Bluff and bluster got him past nurses who believed they were running a monastery.
They wandered the ward where Mouse was supposed to be confined, unable to find him.
Feminine laughter suddenly rippled through t
he passageway. “What do you think?” Moyshe asked.
“Wouldn’t bet against it,” Amy replied. Her good cheer had not faded.
Moyshe followed the laughter to a small private room where he found Mouse making friends with his nurse. BenRabi began to wonder why he had come. It did not look as if Mouse needed him. Then he understood. He had not come for any good, businesslike reason. He just wanted to see how Mouse was. And that was silly. Landsmen did not behave that way.
Mouse was fine, needless to say.
“What’re you doing in here?” Moyshe asked, embarrassed because he was interrupting. “There’s work to do.”
Mouse grinned, winked. “Moyshe, everybody gets a vacation. Besides, I had to meet Vickie here. Darling, say hello to my friend Moyshe.”

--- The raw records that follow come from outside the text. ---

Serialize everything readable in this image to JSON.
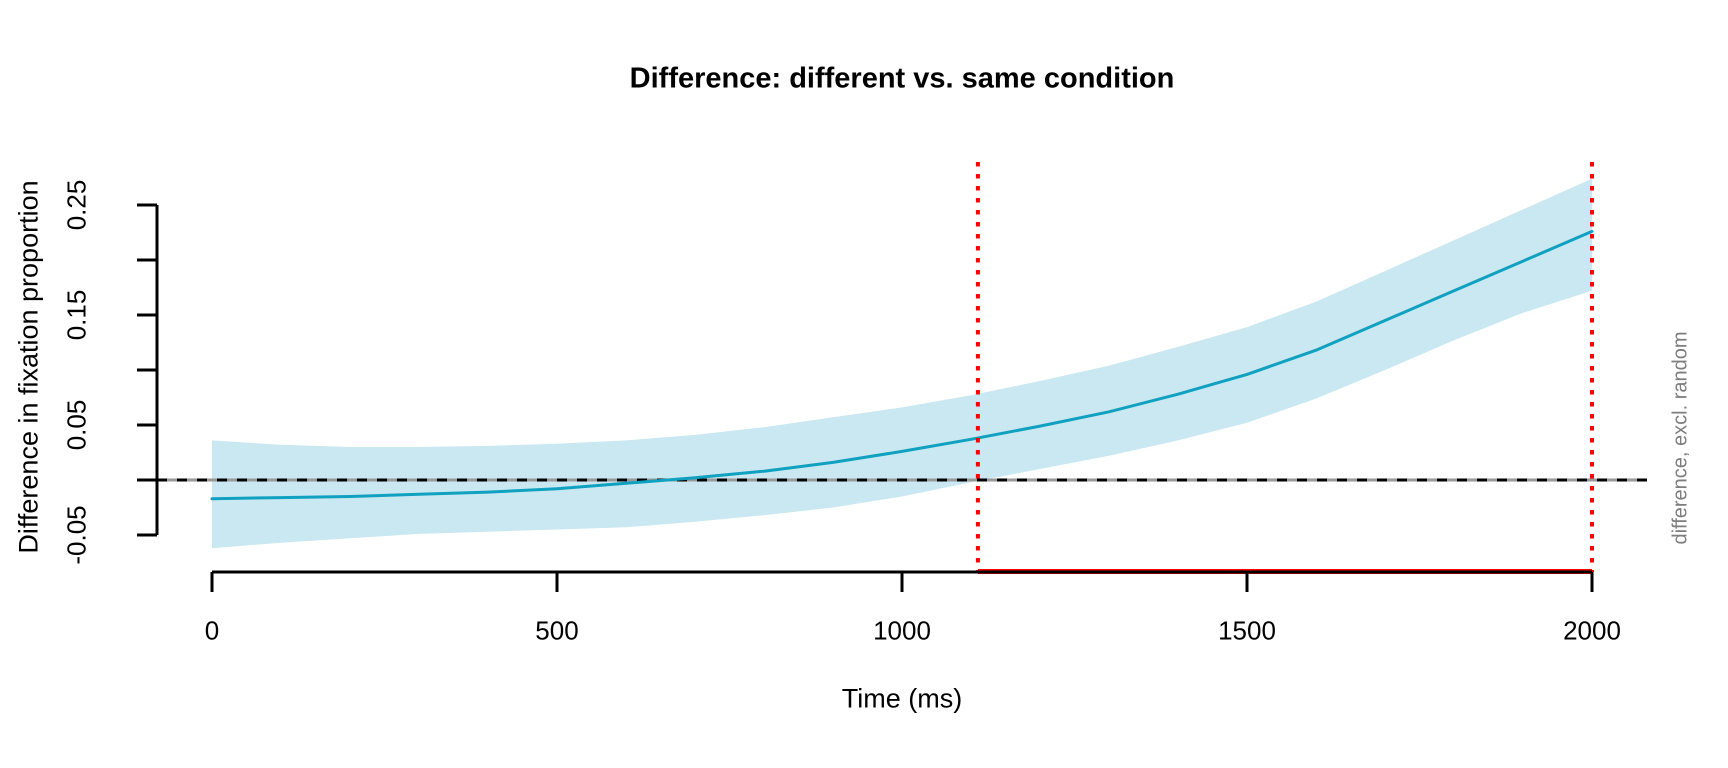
{
  "title": "Difference: different vs. same condition",
  "axes": {
    "x_label": "Time (ms)",
    "y_label": "Difference in fixation proportion",
    "right_label": "difference, excl. random",
    "x_tick_labels": [
      "0",
      "500",
      "1000",
      "1500",
      "2000"
    ],
    "y_tick_labels": [
      "-0.05",
      "0.05",
      "0.15",
      "0.25"
    ]
  },
  "colors": {
    "curve": "#10A0C0",
    "band": "#C9E8F1",
    "significance": "#FF0000",
    "zero_line_gray": "#999999",
    "zero_line_black": "#000000",
    "axis": "#000000",
    "side_note": "#7D7D7D"
  },
  "chart_data": {
    "type": "line",
    "title": "Difference: different vs. same condition",
    "xlabel": "Time (ms)",
    "ylabel": "Difference in fixation proportion",
    "right_annotation": "difference, excl. random",
    "grid": false,
    "legend_position": "none",
    "xlim": [
      0,
      2000
    ],
    "ylim": [
      -0.084,
      0.289
    ],
    "x_ticks": [
      0,
      500,
      1000,
      1500,
      2000
    ],
    "y_ticks_labeled": [
      -0.05,
      0.05,
      0.15,
      0.25
    ],
    "y_ticks_minor": [
      0,
      0.1,
      0.2
    ],
    "zero_reference_line": 0,
    "significant_window_ms": [
      1110,
      2000
    ],
    "x": [
      0,
      100,
      200,
      300,
      400,
      500,
      600,
      700,
      800,
      900,
      1000,
      1100,
      1200,
      1300,
      1400,
      1500,
      1600,
      1700,
      1800,
      1900,
      2000
    ],
    "series": [
      {
        "name": "estimated difference",
        "values": [
          -0.017,
          -0.016,
          -0.015,
          -0.013,
          -0.011,
          -0.008,
          -0.003,
          0.002,
          0.008,
          0.016,
          0.026,
          0.037,
          0.049,
          0.062,
          0.078,
          0.096,
          0.118,
          0.145,
          0.172,
          0.199,
          0.226
        ]
      },
      {
        "name": "ci_upper",
        "values": [
          0.036,
          0.032,
          0.03,
          0.03,
          0.031,
          0.033,
          0.036,
          0.041,
          0.048,
          0.057,
          0.066,
          0.077,
          0.09,
          0.104,
          0.121,
          0.139,
          0.162,
          0.19,
          0.218,
          0.246,
          0.274
        ]
      },
      {
        "name": "ci_lower",
        "values": [
          -0.062,
          -0.057,
          -0.053,
          -0.049,
          -0.047,
          -0.045,
          -0.043,
          -0.038,
          -0.032,
          -0.025,
          -0.015,
          -0.002,
          0.01,
          0.022,
          0.036,
          0.052,
          0.074,
          0.1,
          0.127,
          0.152,
          0.172
        ]
      }
    ]
  }
}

“Hello to my friend Moyshe.”
“Isn’t she something? Been trying to find out if those long lean legs are as fine as they promise to be. Those work outfits just don’t do a thing for a woman.”
“How are you, Mouse?” benRabi asked.
“Like the man said before they closed the coffin, as well as can be expected under the circumstances.” He whipped his top sheet back. His arm and shoulder were heavily bandaged and in a partial cast. “They’ll have me back on light duty in a couple of days. Unless I can blow in that dainty ear there and get somebody to keep me here.”
Vickie giggled.
“Well, good. I just wanted to check. Sorry I interrupted. Behave.”
“Don’t I always?” Mouse chuckled. “Hey, Moyshe, go by my cabin and make sure nobody’s run off with the silverware.”
“All right.”
“See you in a couple days.”
“Yeah.” BenRabi withdrew, Amy on his heels. “Damn!” he told her. “I feel silly.”
“What? Why?”
He shook his head. He could not explain. Not to her. A Seiner would never understand what he meant when he said he and Mouse had passed a point of no return and become genuine friends. Amy did not have the background to comprehend what that could mean to a landsman.
She was worried. “Thinking about what Jarl is going to say when we show up late?” he asked.
“Uhm.” She remained thoughtful as they stalked the sterile white corridors.